Prof. Dr. Detlef Garbe                                                              Hamburg/Bremen, 12.02.2023
Wiss. Beirat der Bundesvereinigung
Opfer der NS-Militärjustiz

Argumente für eine Benennung der Sedanstraße nach Ludwig Baumann

Seit 2020 setzt sich die Initiative Sedanstraße umbenennen! dafür ein, dass die zwischen Bundesstraße und Grindelallee verlaufende Straße, deren Name mehrere Institute der Ham­burger Universität, das Polizeikommissariat 17 und das Franziskus-Kolleg in ihrer Adresse füh­ren, einen neuen Namen erhält. Die im Jahr 1900 benannte Straße erinnert an die Schlacht von Sedan, in der am 1./2.9.1870 ein von Preußen angeführtes deutsches Invasionsheer den französischen Verteidigern eine kriegsentscheidende Niederlage zufügte. Der im Kaiserreich am 2. September an Schulen und Universitäten gefeierte Sedantag wurde zu einem Symbol des deutschen Machtanspruchs und nationalistischer Gesinnung.
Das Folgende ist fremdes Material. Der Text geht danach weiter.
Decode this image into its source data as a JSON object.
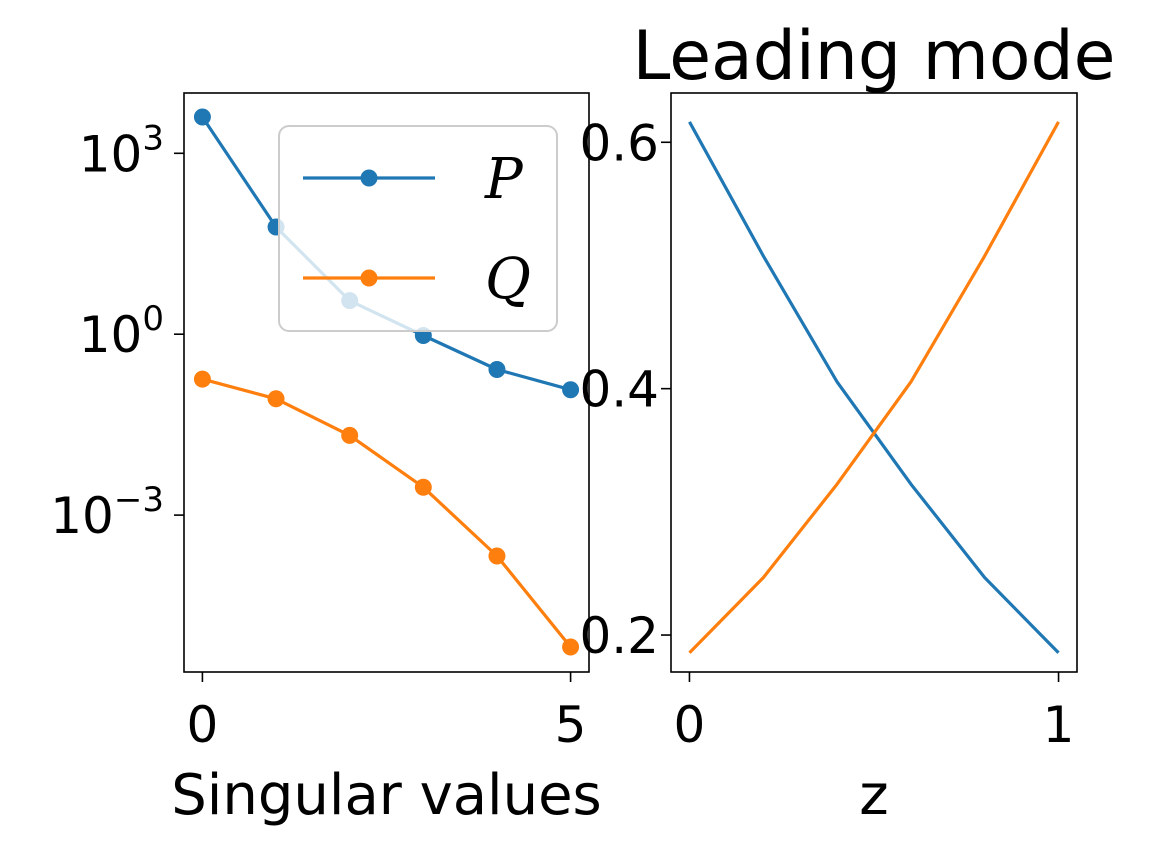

Die Initiative hat mich gebeten, zu dem Vorschlag einer Umbenennung der Sedanstaße nach Ludwig Baumann, dem vielfach ausgezeichneten langjährigen Vorsitzenden der Bundesver­einigung Opfer der NS-Militärjustiz Stellung zu nehmen.

Für diesen Umbenennungsvorschlag sprechen folgende Punkte:

1.) Ludwig Baumann ist gebürtiger Hamburger: Er wurde am 13. Dezember 1921 in unmit­telbarer Nähe der Sedanstraße im Wöchnerinnenheim Bundestraße 12 geboren. Die im da­mals preußischen Altona wohnhaften Eltern hatten bewusst diesen Ort zur Entbindung gewählt, denn ihr erster und auch einziger Sohn sollte ein echter „Hamburger Jung“ werden. Später wohnte die Familie in der Henriettenstraße 44, so dass Ludwig Baumann in Eimsbüttel aufwuchs.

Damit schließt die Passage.